The second thing that jumps out is that, in each season from 1984-85 to 2013-14, at least one of Michigan football, Michigan men's basketball, and Michigan ice hockey appeared in either a bowl game or an NCAA Tournament. The closest Michigan came to striking out on the postseason in all three sports was not too long ago. In 2009-10, the Michigan football team failed to attain bowl eligibility after the five-win Wolverines lost their final five regular-season games, and, despite a preseason ranking of No. 15 in the AP poll, the Michigan men's basketball team finished with a losing record after Evan Turner ended their season with a half-court shot in the Big Ten Tournament. It seemed Michigan ice hockey would soon join them, too. After opening the season as the No. 3 team in the nation, the Wolverines entered the CCHA Tournament as the No. 7 seed and without their starting netminder, Bryan Hogan, who suffered a groin injury in the second-to-last regular-season game. Michigan's only hope to extend its NCAA Tournament streak to 20 seasons was to make a magical run through the CCHA Tournament with its undersized walk-on goalie, Hunwick. And, somehow, someway, that's what the Wolverines did, winning their next six games to earn the CCHA Tournament title and CCHA's auto-bid before falling just short of a Frozen Four after an early whistle by a referee waived off what should have been Michigan's overtime winner against No. 1 Miami (OH).
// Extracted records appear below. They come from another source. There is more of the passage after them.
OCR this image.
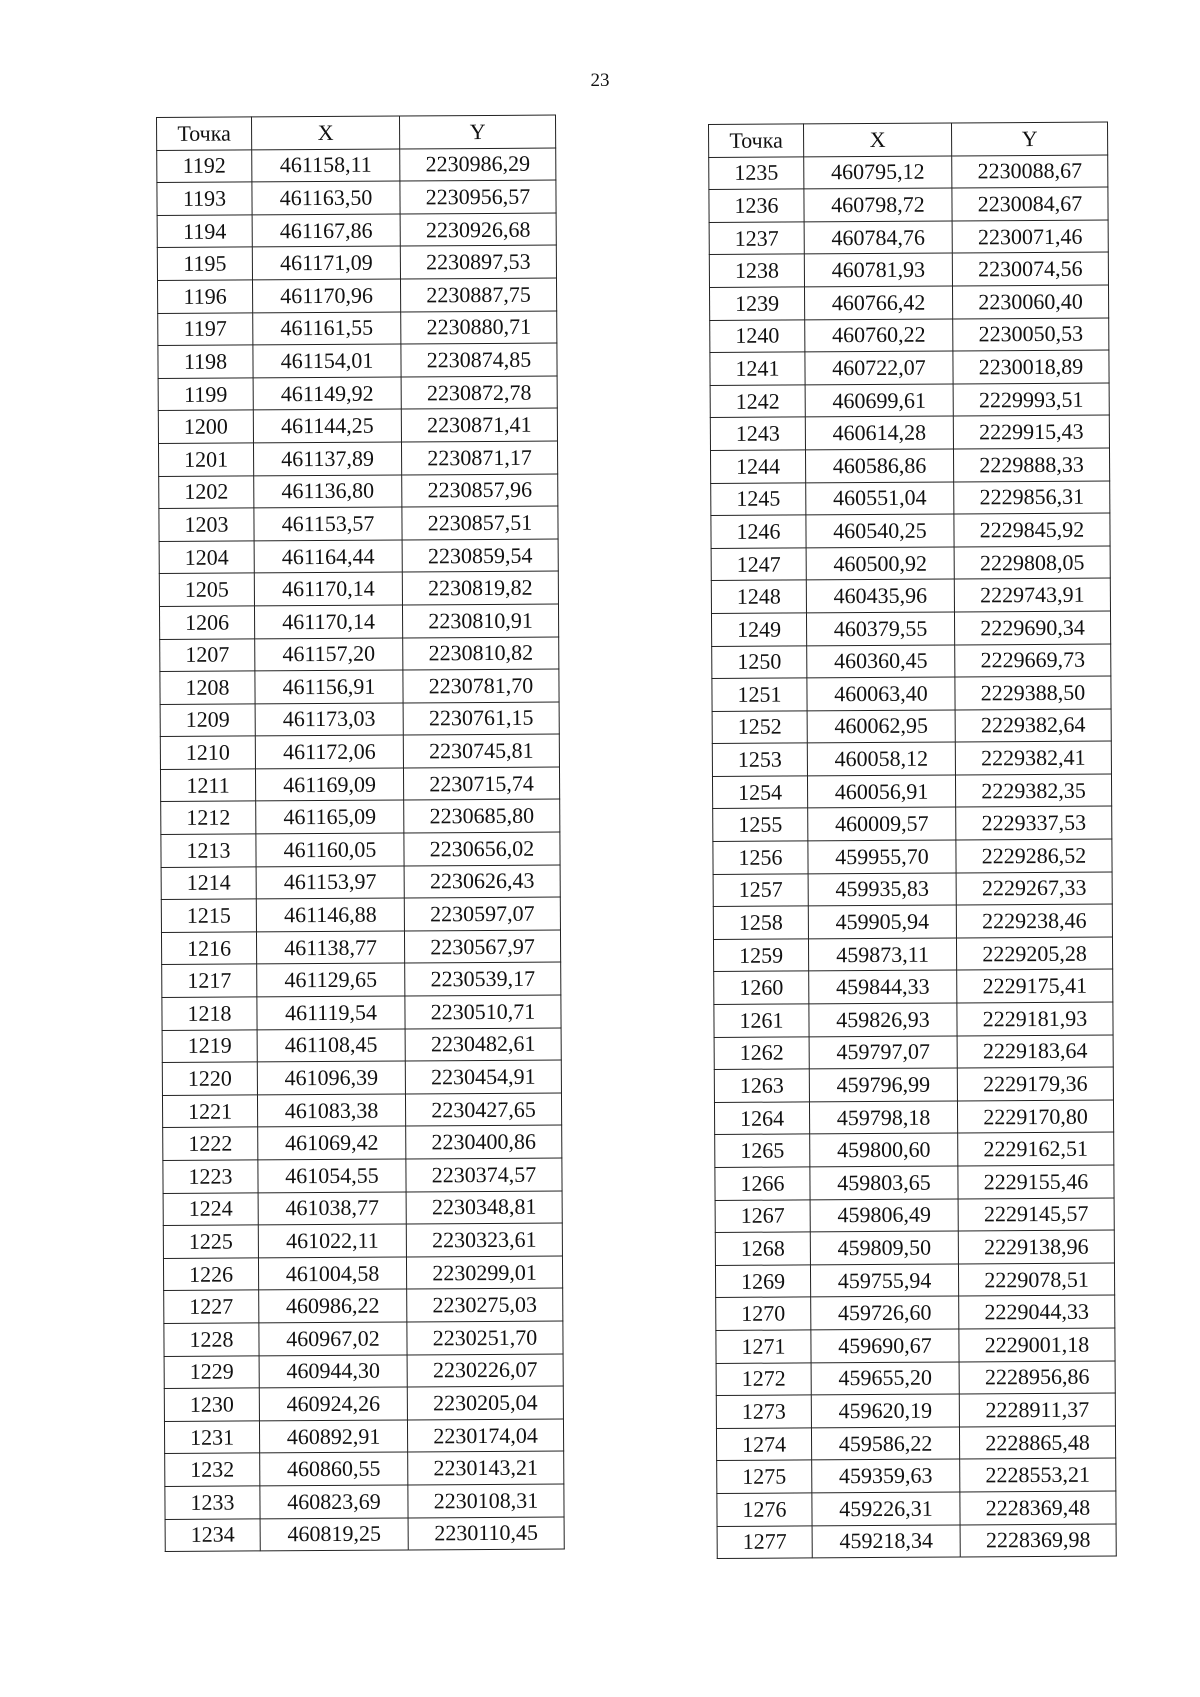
23
Точка	X	Y
1192	461158,11	2230986,29
1193	461163,50	2230956,57
1194	461167,86	2230926,68
1195	461171,09	2230897,53
1196	461170,96	2230887,75
1197	461161,55	2230880,71
1198	461154,01	2230874,85
1199	461149,92	2230872,78
1200	461144,25	2230871,41
1201	461137,89	2230871,17
1202	461136,80	2230857,96
1203	461153,57	2230857,51
1204	461164,44	2230859,54
1205	461170,14	2230819,82
1206	461170,14	2230810,91
1207	461157,20	2230810,82
1208	461156,91	2230781,70
1209	461173,03	2230761,15
1210	461172,06	2230745,81
1211	461169,09	2230715,74
1212	461165,09	2230685,80
1213	461160,05	2230656,02
1214	461153,97	2230626,43
1215	461146,88	2230597,07
1216	461138,77	2230567,97
1217	461129,65	2230539,17
1218	461119,54	2230510,71
1219	461108,45	2230482,61
1220	461096,39	2230454,91
1221	461083,38	2230427,65
1222	461069,42	2230400,86
1223	461054,55	2230374,57
1224	461038,77	2230348,81
1225	461022,11	2230323,61
1226	461004,58	2230299,01
1227	460986,22	2230275,03
1228	460967,02	2230251,70
1229	460944,30	2230226,07
1230	460924,26	2230205,04
1231	460892,91	2230174,04
1232	460860,55	2230143,21
1233	460823,69	2230108,31
1234	460819,25	2230110,45
Точка	X	Y
1235	460795,12	2230088,67
1236	460798,72	2230084,67
1237	460784,76	2230071,46
1238	460781,93	2230074,56
1239	460766,42	2230060,40
1240	460760,22	2230050,53
1241	460722,07	2230018,89
1242	460699,61	2229993,51
1243	460614,28	2229915,43
1244	460586,86	2229888,33
1245	460551,04	2229856,31
1246	460540,25	2229845,92
1247	460500,92	2229808,05
1248	460435,96	2229743,91
1249	460379,55	2229690,34
1250	460360,45	2229669,73
1251	460063,40	2229388,50
1252	460062,95	2229382,64
1253	460058,12	2229382,41
1254	460056,91	2229382,35
1255	460009,57	2229337,53
1256	459955,70	2229286,52
1257	459935,83	2229267,33
1258	459905,94	2229238,46
1259	459873,11	2229205,28
1260	459844,33	2229175,41
1261	459826,93	2229181,93
1262	459797,07	2229183,64
1263	459796,99	2229179,36
1264	459798,18	2229170,80
1265	459800,60	2229162,51
1266	459803,65	2229155,46
1267	459806,49	2229145,57
1268	459809,50	2229138,96
1269	459755,94	2229078,51
1270	459726,60	2229044,33
1271	459690,67	2229001,18
1272	459655,20	2228956,86
1273	459620,19	2228911,37
1274	459586,22	2228865,48
1275	459359,63	2228553,21
1276	459226,31	2228369,48
1277	459218,34	2228369,98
Michigan finds itself in a very similar situation right now. The football team was ineligible for a bowl after finishing 5-7. Barring a miracle, the men's basketball team will miss the NCAA Tournament although Michigan was in the preseason polls. So, once again, it's on the ice hockey team to salvage the athletic season for Michigan. The only difference this time is that the ice hockey team is in better shape to win its conference championship and earn an at-large bid to the NCAA Tournament. But that's no guarantee given how weak Big Ten hockey is. If Michigan slips up down the stretch and doesn't win the Big Ten Tournament, Michigan could be 0-for-12 in accomplishing its team goals.
That'd be a first for Michigan since the NCAA Men's Basketball Tournament expanded to 64 teams. Or, in other words, 2014-15 would be Michigan's worst season in over 30 years.
But, whether or not Michigan ice hockey plays in the NCAA Tournament or wins the Big Ten, it's important to remember that it's always darkest before the dawn. Though he won't affect Michigan's on-the-field results during the 2014-15 season, Michigan has Jim Harbaugh, one of the top-10 coaches at any level of football, leading its program. John Beilein is still an elite college basketball coach. And, though his retirement isn't far off, Red Berenson is still a hockey legend. All of Michigan football, Michigan basketball, and Michigan hockey will be back on top of the Big Ten and national landscapes shortly.
So, when these three Michigan programs begin their seasons in 2015-16, look east.
You'll see the sun peeking over the horizon.